Parte de esta ideología gira en torno a conceptos como el determinismo biológico, que atribuye el éxito social o afectivo únicamente a la apariencia física, y la llamada “Black Pill”, una narrativa fatalista que sostiene que el destino de las personas está definido por la genética y que no puede modificarse. Bajo esa lógica, se generan clasificaciones simplistas sobre hombres y mujeres, con etiquetas que refuerzan estereotipos y profundizan sentimientos de exclusión.
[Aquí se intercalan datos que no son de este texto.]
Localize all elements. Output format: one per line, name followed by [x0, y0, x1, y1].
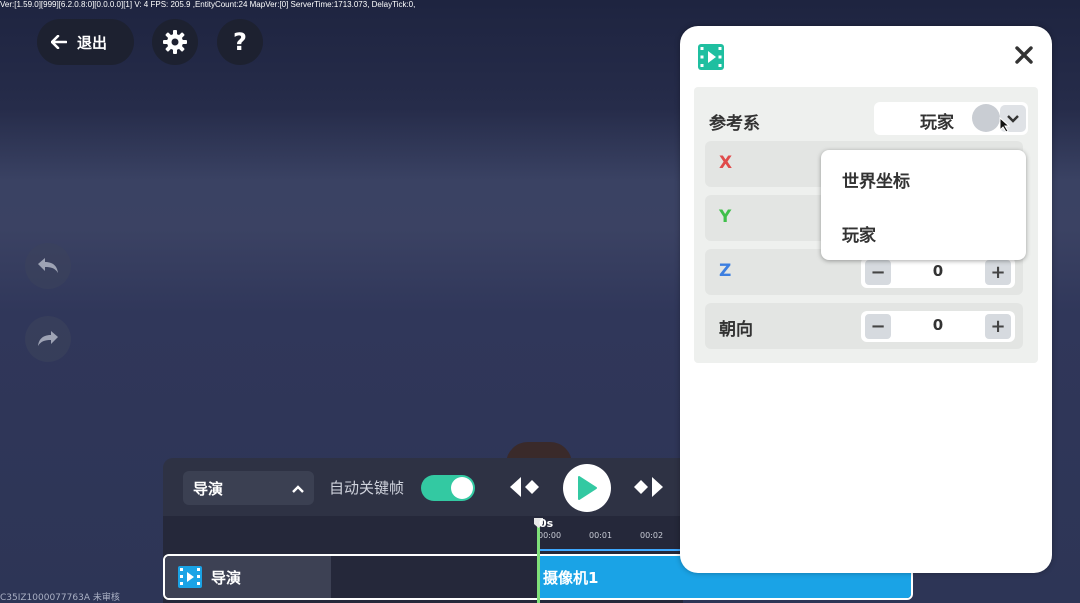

Aunque actualmente el término está asociado a discursos radicalizados, su origen fue distinto. En 1997, una estudiante canadiense conocida como Alana creó un espacio digital pensado para acompañar a personas que se sentían solas o tenían dificultades para socializar. Sin embargo, con el paso del tiempo y su migración a foros anónimos y comunidades digitales más agresivas, ese enfoque cambió hacia discursos marcados por el autodesprecio, la hostilidad y la misoginia.
Especialistas han advertido que no todas las personas que participan en estos espacios desarrollan conductas violentas, pero sí existe preocupación por la manera en que ciertos discursos pueden normalizar la deshumanización de las mujeres, justificar el rechazo social como una agresión personal e incluso alimentar formas de radicalización digital. En ese sentido, el fenómeno ya no se analiza solo desde el aislamiento social, sino también desde sus implicaciones culturales y de seguridad.
Además, la cultura incel forma parte de un entorno digital más amplio conocido como la “manosfera”, donde circulan contenidos que reproducen estereotipos de género, desinformación y narrativas que presentan a hombres y mujeres como grupos enfrentados. En ese ecosistema, expresiones que cosifican a las mujeres o banalizan la violencia se comparten con aparente normalidad, especialmente en plataformas consumidas por adolescentes y jóvenes.
A ello se suman nuevas problemáticas, como la difusión de imágenes íntimas sin consentimiento, el uso de inteligencia artificial para generar contenido no autorizado y la influencia de creadores de contenido que promueven discursos confrontativos sobre género y relaciones. Todo esto ha encendido alertas sobre la necesidad de fortalecer la educación digital, la prevención de violencia y la formación crítica en el consumo de contenidos en línea.
En México, el debate sobre la cultura incel también ha abierto preguntas más profundas sobre el entorno social en el que estas ideas encuentran eco. Para diversos analistas, este fenómeno no puede entenderse de forma aislada, sino como parte de una estructura donde persisten el machismo, la desigualdad y la falta de herramientas emocionales y digitales para procesar el rechazo, la frustración o la soledad sin convertirlos en odio.